Двор замка был полон возбуждённых, заинтригованных людей. На башне дежурил поварёнок, обязанный сообщать о положении солнца по отношению к горизонту. Погасли печи на кухне, опустела людская, даже стражники у подъёмного моста оставили свой пост и вместе со всеми пялились на герцогские окна.
На высоком балконе в покоях герцогини маячила фигура затворницы.
А муж и повелитель готовился к ночи восхитительных утех. В одеянии, состоящем из одной только верёвки с погребального колокола, которая была снабжена кисточкой из локонов двенадцати девственниц, в ошейнике лучшей собаки на красной мясистой шее, герцог переступал босыми ножищами прямо на каменном полу.
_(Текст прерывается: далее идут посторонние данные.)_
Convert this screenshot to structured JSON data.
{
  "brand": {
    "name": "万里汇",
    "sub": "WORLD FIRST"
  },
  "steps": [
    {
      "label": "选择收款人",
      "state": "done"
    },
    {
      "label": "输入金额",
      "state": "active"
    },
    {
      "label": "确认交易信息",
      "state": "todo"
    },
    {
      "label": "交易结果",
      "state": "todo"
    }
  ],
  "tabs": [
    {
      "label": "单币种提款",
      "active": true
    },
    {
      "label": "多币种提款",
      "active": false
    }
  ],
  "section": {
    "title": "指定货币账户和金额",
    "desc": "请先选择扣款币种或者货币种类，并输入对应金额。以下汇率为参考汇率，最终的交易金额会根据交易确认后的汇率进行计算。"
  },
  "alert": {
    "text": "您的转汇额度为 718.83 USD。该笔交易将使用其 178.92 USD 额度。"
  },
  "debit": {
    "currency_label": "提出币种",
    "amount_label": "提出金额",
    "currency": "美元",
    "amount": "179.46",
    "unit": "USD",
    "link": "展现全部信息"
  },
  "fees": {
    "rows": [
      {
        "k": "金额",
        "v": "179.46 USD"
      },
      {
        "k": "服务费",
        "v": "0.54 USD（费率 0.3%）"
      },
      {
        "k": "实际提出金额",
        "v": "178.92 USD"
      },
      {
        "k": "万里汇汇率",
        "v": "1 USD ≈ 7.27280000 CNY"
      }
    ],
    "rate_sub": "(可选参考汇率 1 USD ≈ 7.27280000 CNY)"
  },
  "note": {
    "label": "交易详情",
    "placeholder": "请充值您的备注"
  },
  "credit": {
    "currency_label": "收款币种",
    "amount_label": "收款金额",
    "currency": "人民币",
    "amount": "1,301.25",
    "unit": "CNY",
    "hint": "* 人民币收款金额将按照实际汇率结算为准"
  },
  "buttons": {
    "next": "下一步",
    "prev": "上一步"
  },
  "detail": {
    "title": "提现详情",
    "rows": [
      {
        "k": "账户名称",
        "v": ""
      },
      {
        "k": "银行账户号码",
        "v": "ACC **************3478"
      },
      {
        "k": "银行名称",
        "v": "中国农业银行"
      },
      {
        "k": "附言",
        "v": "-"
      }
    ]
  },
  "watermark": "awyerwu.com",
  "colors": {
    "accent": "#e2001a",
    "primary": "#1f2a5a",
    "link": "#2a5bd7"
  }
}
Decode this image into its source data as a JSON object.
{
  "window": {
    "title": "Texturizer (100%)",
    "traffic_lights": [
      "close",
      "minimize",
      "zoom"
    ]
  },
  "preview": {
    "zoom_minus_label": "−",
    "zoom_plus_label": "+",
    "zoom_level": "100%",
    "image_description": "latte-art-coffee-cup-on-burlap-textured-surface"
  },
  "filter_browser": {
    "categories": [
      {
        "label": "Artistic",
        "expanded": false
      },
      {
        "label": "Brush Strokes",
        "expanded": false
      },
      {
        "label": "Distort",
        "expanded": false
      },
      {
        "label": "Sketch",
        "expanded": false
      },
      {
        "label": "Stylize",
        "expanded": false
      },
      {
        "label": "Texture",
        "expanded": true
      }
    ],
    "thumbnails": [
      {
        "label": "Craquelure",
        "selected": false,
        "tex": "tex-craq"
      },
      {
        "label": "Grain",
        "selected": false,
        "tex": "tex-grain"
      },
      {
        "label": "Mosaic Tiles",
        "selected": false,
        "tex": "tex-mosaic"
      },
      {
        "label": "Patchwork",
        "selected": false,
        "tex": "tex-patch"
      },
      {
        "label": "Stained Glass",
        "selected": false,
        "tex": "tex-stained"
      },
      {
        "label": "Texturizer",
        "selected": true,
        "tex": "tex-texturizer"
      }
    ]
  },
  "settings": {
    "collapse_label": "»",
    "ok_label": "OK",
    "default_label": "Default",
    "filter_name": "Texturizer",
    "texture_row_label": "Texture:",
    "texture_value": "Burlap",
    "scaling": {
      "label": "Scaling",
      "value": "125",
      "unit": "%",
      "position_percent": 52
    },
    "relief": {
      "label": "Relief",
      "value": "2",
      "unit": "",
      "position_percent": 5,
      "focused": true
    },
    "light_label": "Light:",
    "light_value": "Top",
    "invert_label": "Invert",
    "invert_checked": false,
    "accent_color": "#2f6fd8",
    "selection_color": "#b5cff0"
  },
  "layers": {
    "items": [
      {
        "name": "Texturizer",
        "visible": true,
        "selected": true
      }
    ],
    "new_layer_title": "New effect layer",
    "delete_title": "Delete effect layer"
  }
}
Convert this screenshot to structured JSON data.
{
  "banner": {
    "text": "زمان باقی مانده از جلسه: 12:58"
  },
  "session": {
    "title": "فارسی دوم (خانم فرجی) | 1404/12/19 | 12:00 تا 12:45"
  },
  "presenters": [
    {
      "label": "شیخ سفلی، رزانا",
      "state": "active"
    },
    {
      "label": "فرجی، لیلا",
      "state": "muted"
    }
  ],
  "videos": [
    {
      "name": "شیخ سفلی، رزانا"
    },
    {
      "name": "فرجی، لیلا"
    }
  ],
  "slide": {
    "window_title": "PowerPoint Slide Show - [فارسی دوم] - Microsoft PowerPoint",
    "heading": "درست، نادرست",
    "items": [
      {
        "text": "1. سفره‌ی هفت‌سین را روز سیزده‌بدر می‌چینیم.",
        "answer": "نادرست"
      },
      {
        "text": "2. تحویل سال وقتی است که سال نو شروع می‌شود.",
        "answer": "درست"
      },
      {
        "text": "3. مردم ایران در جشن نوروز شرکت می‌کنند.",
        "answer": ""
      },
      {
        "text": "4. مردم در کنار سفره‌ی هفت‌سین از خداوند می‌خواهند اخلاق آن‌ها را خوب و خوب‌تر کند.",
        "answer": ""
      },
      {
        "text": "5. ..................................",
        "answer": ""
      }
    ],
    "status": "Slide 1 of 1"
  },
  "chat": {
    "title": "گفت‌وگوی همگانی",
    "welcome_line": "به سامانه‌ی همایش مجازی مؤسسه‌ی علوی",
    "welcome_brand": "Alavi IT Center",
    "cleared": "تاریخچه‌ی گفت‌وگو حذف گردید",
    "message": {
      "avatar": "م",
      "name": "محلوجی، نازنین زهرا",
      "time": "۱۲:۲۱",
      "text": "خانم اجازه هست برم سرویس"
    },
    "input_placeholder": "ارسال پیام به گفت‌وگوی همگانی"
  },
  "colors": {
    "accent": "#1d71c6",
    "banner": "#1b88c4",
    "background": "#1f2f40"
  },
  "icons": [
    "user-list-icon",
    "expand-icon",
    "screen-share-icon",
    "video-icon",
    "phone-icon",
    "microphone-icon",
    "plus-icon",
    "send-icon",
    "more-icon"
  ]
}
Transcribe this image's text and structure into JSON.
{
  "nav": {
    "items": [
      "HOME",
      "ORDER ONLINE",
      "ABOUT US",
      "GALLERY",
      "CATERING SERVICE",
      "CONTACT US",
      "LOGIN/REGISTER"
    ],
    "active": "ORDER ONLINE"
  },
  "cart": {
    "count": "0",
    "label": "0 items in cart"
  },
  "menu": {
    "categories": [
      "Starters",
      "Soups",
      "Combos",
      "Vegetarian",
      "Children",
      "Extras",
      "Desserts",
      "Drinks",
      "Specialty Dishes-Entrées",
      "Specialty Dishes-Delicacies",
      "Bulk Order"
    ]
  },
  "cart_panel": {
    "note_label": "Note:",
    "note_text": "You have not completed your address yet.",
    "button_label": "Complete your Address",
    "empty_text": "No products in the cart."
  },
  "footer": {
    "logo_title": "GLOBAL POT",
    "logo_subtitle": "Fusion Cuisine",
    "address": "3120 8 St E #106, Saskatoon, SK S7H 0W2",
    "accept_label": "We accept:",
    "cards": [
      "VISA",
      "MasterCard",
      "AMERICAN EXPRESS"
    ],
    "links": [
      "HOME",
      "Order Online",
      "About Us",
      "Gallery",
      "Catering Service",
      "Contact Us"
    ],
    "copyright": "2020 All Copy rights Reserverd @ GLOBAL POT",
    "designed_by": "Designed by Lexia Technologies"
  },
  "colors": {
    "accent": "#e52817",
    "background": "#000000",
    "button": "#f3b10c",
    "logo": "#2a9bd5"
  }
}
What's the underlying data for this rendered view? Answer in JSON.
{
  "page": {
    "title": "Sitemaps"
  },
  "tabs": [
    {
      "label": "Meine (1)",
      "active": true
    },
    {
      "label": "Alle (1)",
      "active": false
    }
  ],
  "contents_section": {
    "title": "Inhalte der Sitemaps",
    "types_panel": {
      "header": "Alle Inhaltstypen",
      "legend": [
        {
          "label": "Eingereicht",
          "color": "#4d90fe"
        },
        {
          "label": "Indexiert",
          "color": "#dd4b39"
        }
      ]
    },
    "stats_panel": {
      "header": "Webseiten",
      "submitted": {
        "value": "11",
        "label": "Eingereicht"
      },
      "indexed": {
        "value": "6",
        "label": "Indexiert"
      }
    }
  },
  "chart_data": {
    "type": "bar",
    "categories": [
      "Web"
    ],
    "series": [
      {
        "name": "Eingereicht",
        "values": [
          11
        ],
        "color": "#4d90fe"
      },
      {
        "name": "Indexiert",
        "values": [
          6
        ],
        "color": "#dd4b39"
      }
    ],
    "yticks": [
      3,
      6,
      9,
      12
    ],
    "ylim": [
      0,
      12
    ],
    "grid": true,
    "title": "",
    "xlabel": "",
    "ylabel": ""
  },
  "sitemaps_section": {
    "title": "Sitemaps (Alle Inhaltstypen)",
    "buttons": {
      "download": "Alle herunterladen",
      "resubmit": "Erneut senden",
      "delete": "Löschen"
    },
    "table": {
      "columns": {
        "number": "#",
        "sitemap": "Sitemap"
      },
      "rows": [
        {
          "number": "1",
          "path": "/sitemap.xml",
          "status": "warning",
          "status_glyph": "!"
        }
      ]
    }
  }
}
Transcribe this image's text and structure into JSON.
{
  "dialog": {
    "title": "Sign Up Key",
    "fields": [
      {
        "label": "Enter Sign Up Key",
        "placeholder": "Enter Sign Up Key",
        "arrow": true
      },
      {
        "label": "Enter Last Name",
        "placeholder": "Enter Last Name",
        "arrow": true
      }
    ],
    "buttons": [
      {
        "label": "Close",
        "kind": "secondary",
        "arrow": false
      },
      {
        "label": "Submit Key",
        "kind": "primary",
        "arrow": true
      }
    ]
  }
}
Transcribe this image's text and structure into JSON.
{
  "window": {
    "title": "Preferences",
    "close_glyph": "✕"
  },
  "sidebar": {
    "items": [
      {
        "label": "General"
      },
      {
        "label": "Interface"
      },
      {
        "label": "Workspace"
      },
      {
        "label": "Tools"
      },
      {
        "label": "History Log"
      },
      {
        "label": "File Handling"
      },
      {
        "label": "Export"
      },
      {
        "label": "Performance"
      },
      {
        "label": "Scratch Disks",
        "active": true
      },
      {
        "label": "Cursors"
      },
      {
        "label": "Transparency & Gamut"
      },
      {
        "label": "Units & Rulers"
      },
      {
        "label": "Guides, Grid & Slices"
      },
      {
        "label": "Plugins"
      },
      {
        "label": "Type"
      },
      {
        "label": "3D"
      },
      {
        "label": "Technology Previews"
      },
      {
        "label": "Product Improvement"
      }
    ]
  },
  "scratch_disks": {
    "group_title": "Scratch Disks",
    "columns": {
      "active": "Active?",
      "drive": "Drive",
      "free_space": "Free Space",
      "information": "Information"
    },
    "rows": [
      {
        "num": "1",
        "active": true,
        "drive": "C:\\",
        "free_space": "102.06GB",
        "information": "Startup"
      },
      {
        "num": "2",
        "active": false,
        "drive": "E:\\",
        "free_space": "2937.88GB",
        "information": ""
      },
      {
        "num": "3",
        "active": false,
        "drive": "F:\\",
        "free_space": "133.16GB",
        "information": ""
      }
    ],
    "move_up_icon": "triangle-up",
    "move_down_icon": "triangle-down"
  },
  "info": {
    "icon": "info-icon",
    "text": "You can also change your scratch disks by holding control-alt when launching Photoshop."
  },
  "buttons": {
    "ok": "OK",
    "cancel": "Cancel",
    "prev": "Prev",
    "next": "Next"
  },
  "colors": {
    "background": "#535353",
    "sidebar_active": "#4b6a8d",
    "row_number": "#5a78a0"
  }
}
В одной руке несчастный муж удерживал чашу с напитком, на поверхности которого плавали жжёные перья, а другой плотно зажимал покрасневшие ноздри.
— Де богу больше… — шептал он страдальчески.
— Уже-е! — заверещал с башни поварёнок-наблюдатель. — Солнце садится!
— Время! — прошептал лихорадочно возбуждённый Руал. — Начинаем обряд! Повторяйте за мной, только громко! Чем громче вы произнесёте сейчас заклинание, тем сильнее будет… Ну, вы понимаете… Начинаем!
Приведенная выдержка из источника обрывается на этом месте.